Ann: Limited domain system early (VerbMobil) helped the ERG get started. For many years there was not much work that way; more interest now. Could think about it as going the other way: have a project that starts with a very robust system and builds up a grammar in parallel to hand-off part way through. Would have to explain to people how you might do it.

Glenn: If the development of the ERG was a historical fluke, my focus is to capitalize on it going forward to enable development of other grammars by looking at what is in the ERG (e.g. Typediff) — accelerate the development of other grammars.
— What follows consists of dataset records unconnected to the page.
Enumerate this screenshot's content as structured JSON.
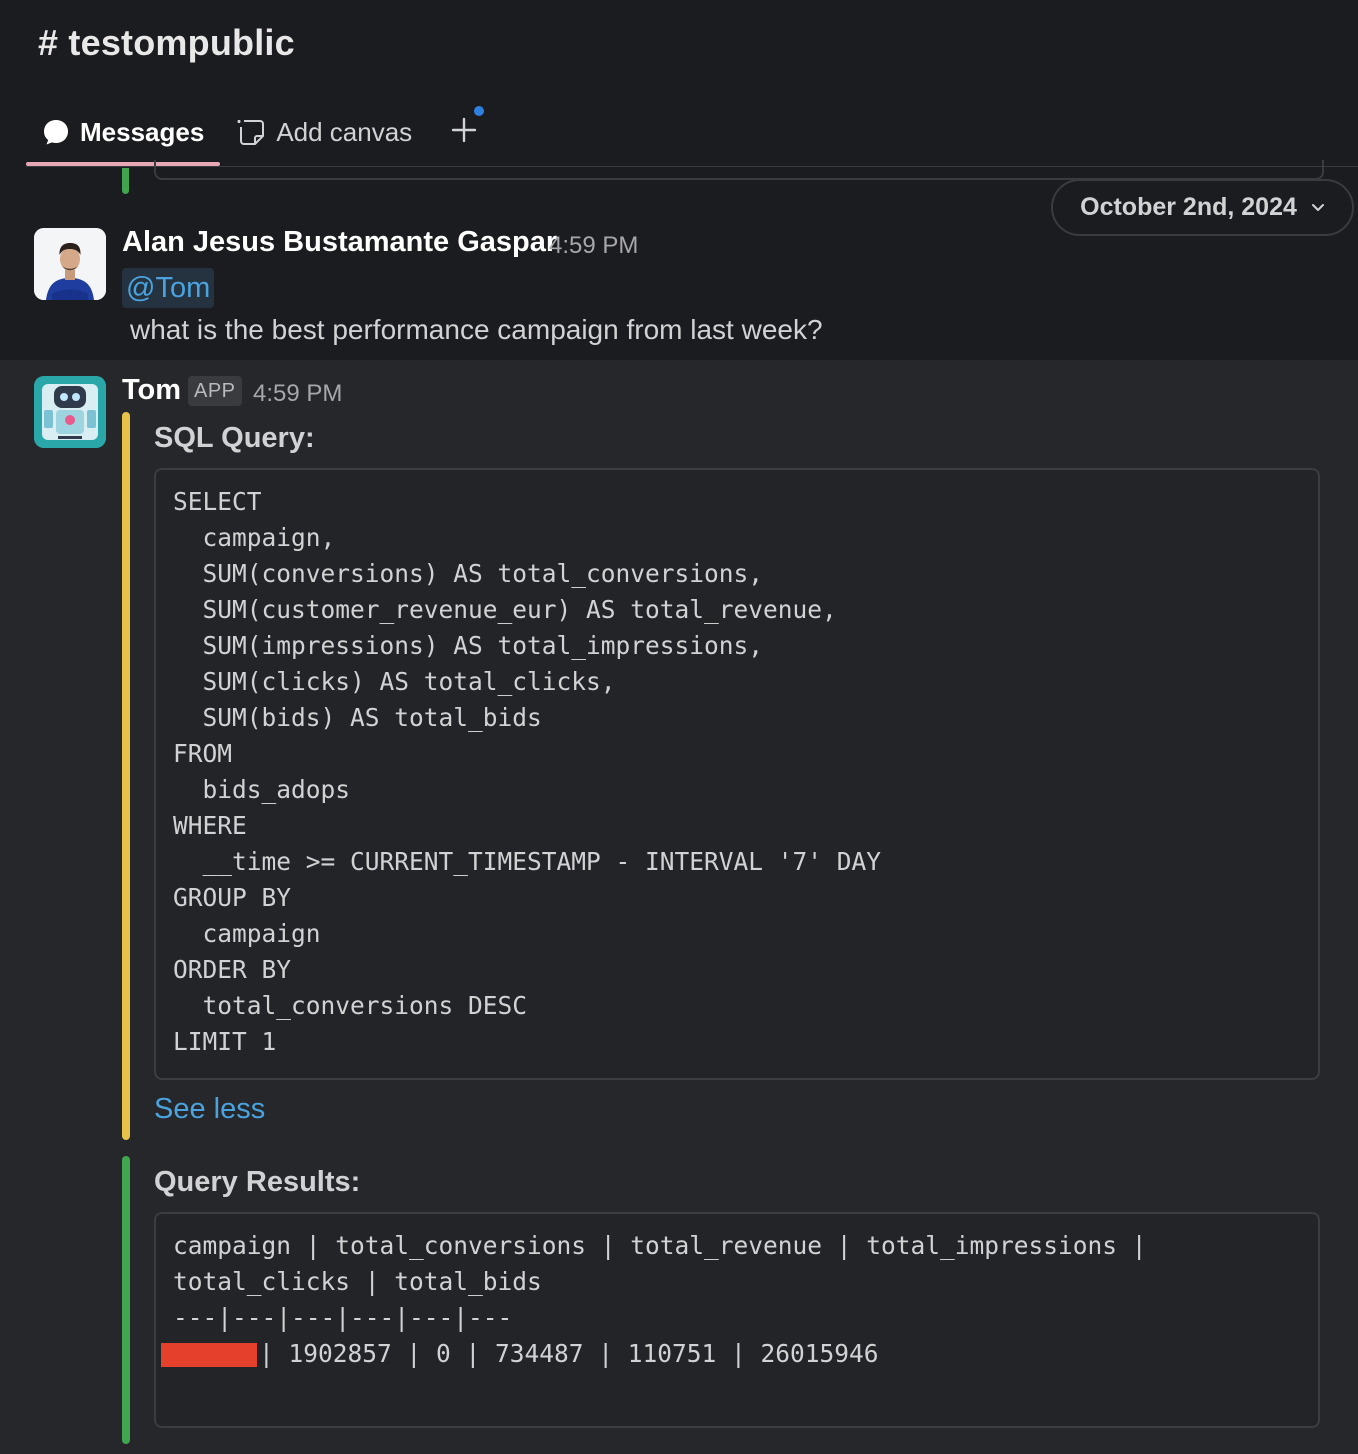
{
  "channel": {
    "title": "# testompublic"
  },
  "tabs": [
    {
      "label": "Messages",
      "icon": "chat-bubble-icon",
      "active": true
    },
    {
      "label": "Add canvas",
      "icon": "add-canvas-icon",
      "active": false
    }
  ],
  "add_tab": {
    "icon": "plus-icon"
  },
  "date_divider": {
    "label": "October 2nd, 2024",
    "icon": "chevron-down-icon"
  },
  "messages": [
    {
      "author": "Alan Jesus Bustamante Gaspar",
      "time": "4:59 PM",
      "mention": "@Tom",
      "text": "what is the best performance campaign from last week?"
    },
    {
      "author": "Tom",
      "badge": "APP",
      "time": "4:59 PM",
      "sql_block": {
        "title": "SQL Query:",
        "accent_color": "#e6c24a",
        "lines": [
          "SELECT",
          "  campaign,",
          "  SUM(conversions) AS total_conversions,",
          "  SUM(customer_revenue_eur) AS total_revenue,",
          "  SUM(impressions) AS total_impressions,",
          "  SUM(clicks) AS total_clicks,",
          "  SUM(bids) AS total_bids",
          "FROM",
          "  bids_adops",
          "WHERE",
          "  __time >= CURRENT_TIMESTAMP - INTERVAL '7' DAY",
          "GROUP BY",
          "  campaign",
          "ORDER BY",
          "  total_conversions DESC",
          "LIMIT 1"
        ],
        "toggle_label": "See less"
      },
      "results_block": {
        "title": "Query Results:",
        "accent_color": "#3fa64f",
        "lines": [
          "campaign | total_conversions | total_revenue | total_impressions |",
          "total_clicks | total_bids",
          "---|---|---|---|---|---"
        ],
        "row_after_redaction": "| 1902857 | 0 | 734487 | 110751 | 26015946",
        "redaction_color": "#e5402b"
      }
    }
  ]
}
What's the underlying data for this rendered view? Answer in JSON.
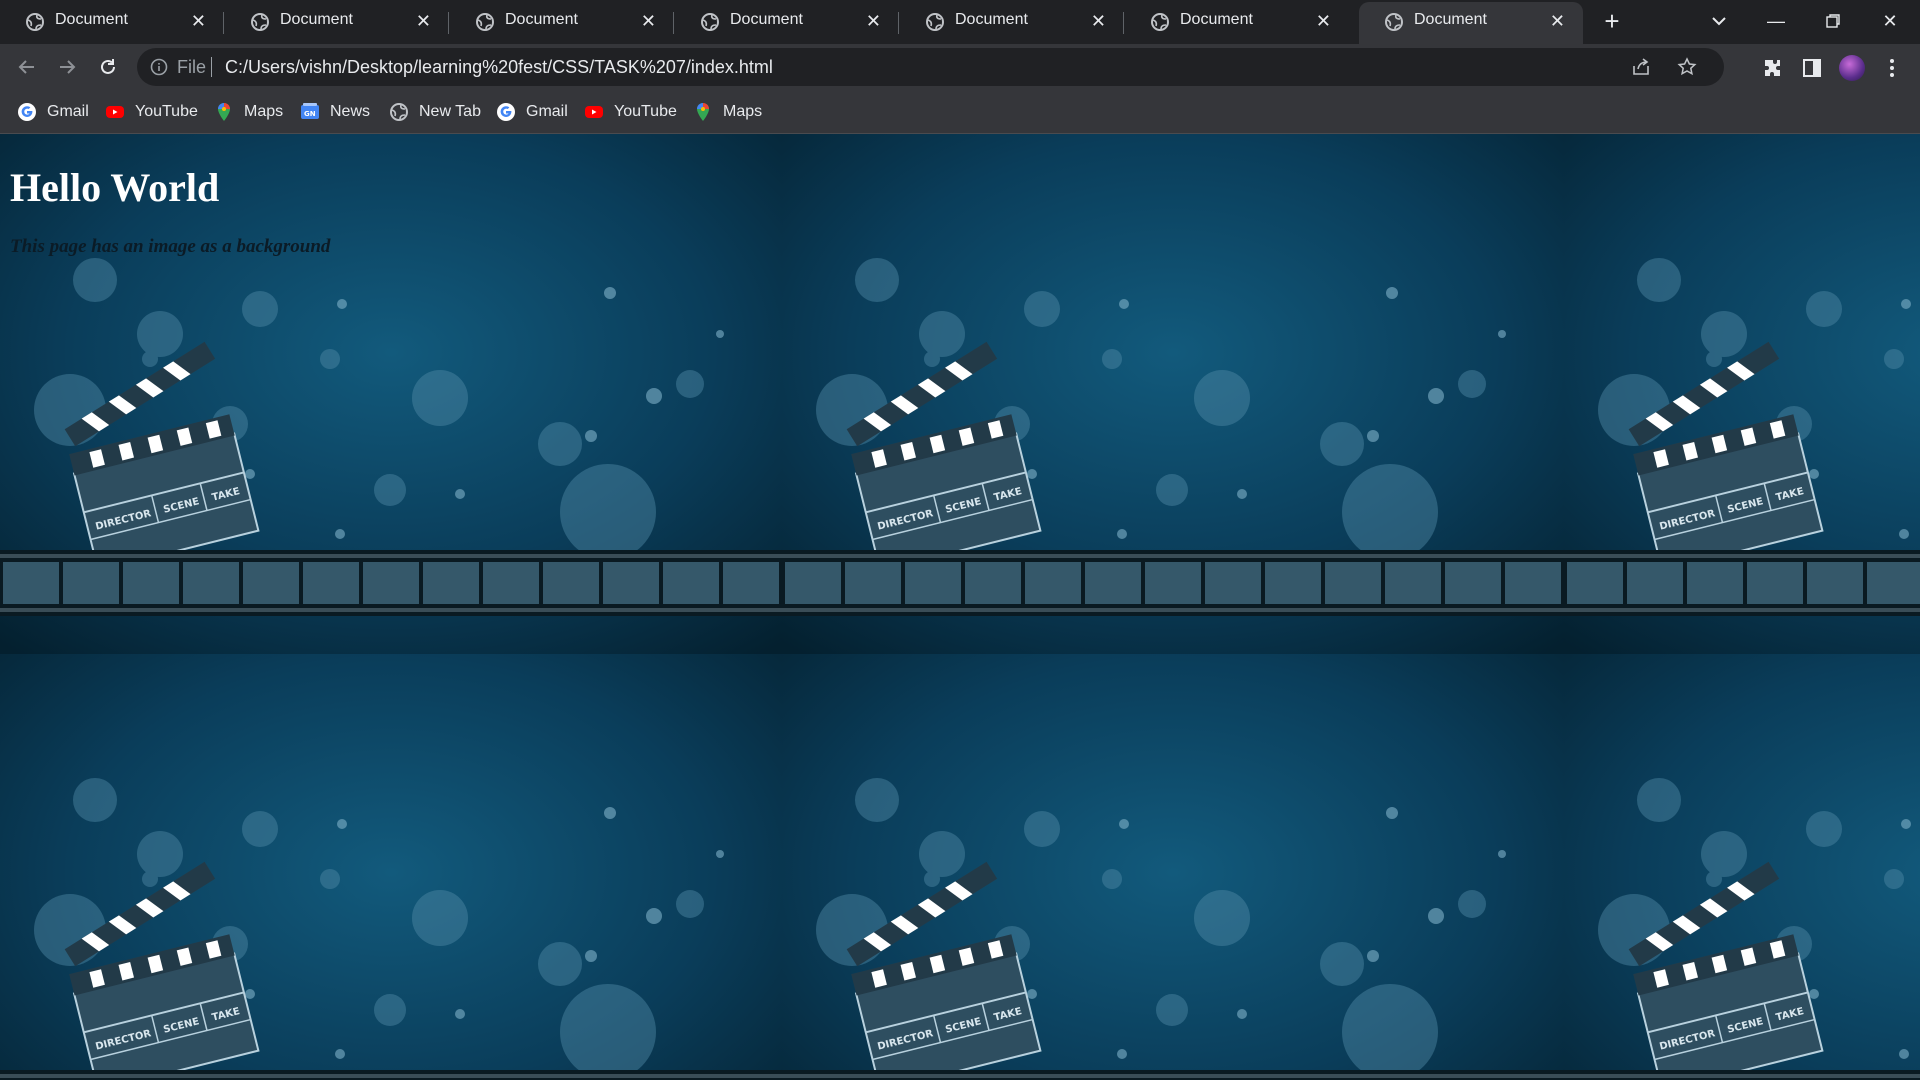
{
  "browser": {
    "tabs": [
      {
        "title": "Document",
        "active": false
      },
      {
        "title": "Document",
        "active": false
      },
      {
        "title": "Document",
        "active": false
      },
      {
        "title": "Document",
        "active": false
      },
      {
        "title": "Document",
        "active": false
      },
      {
        "title": "Document",
        "active": false
      },
      {
        "title": "Document",
        "active": true
      }
    ],
    "address": {
      "scheme_label": "File",
      "url": "C:/Users/vishn/Desktop/learning%20fest/CSS/TASK%207/index.html"
    },
    "bookmarks": [
      {
        "label": "Gmail",
        "icon": "google-icon"
      },
      {
        "label": "YouTube",
        "icon": "youtube-icon"
      },
      {
        "label": "Maps",
        "icon": "maps-icon"
      },
      {
        "label": "News",
        "icon": "news-icon"
      },
      {
        "label": "New Tab",
        "icon": "globe-icon"
      },
      {
        "label": "Gmail",
        "icon": "google-icon"
      },
      {
        "label": "YouTube",
        "icon": "youtube-icon"
      },
      {
        "label": "Maps",
        "icon": "maps-icon"
      }
    ]
  },
  "page": {
    "heading": "Hello World",
    "paragraph": "This page has an image as a background",
    "background_tile": {
      "clapper_labels": [
        "DIRECTOR",
        "SCENE",
        "TAKE"
      ],
      "base_color": "#0b3a55",
      "accent_color": "#1a5a7a"
    }
  },
  "colors": {
    "tabstrip": "#202124",
    "toolbar": "#35363a",
    "text": "#e8eaed"
  }
}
Guy: If the ERG were developed out of interest, not some particular funded project, could we have more undergrad courses that would teach HPSG to get more undergrads who might then try to do something that’s not within a funded project.

Luis: Or MOOCs. We have to make it easier for people to use … but also to learn. I think the ERG is beautiful, and I know that Dan has spent 40 years developing it, and wiki is okay, but there are more attractive ways to get people in.

David: Crowd sourcing and Coursera.

oe: Crowd sourcing the grammar development? … that’s a brave idea.

António: Topics of cistera (?) conference that is an incubator for projects. Human Language Understanding is now a topic again there. No one better placed than us.

oe: Thank you for that optimistic note, and thank you all for the treatment.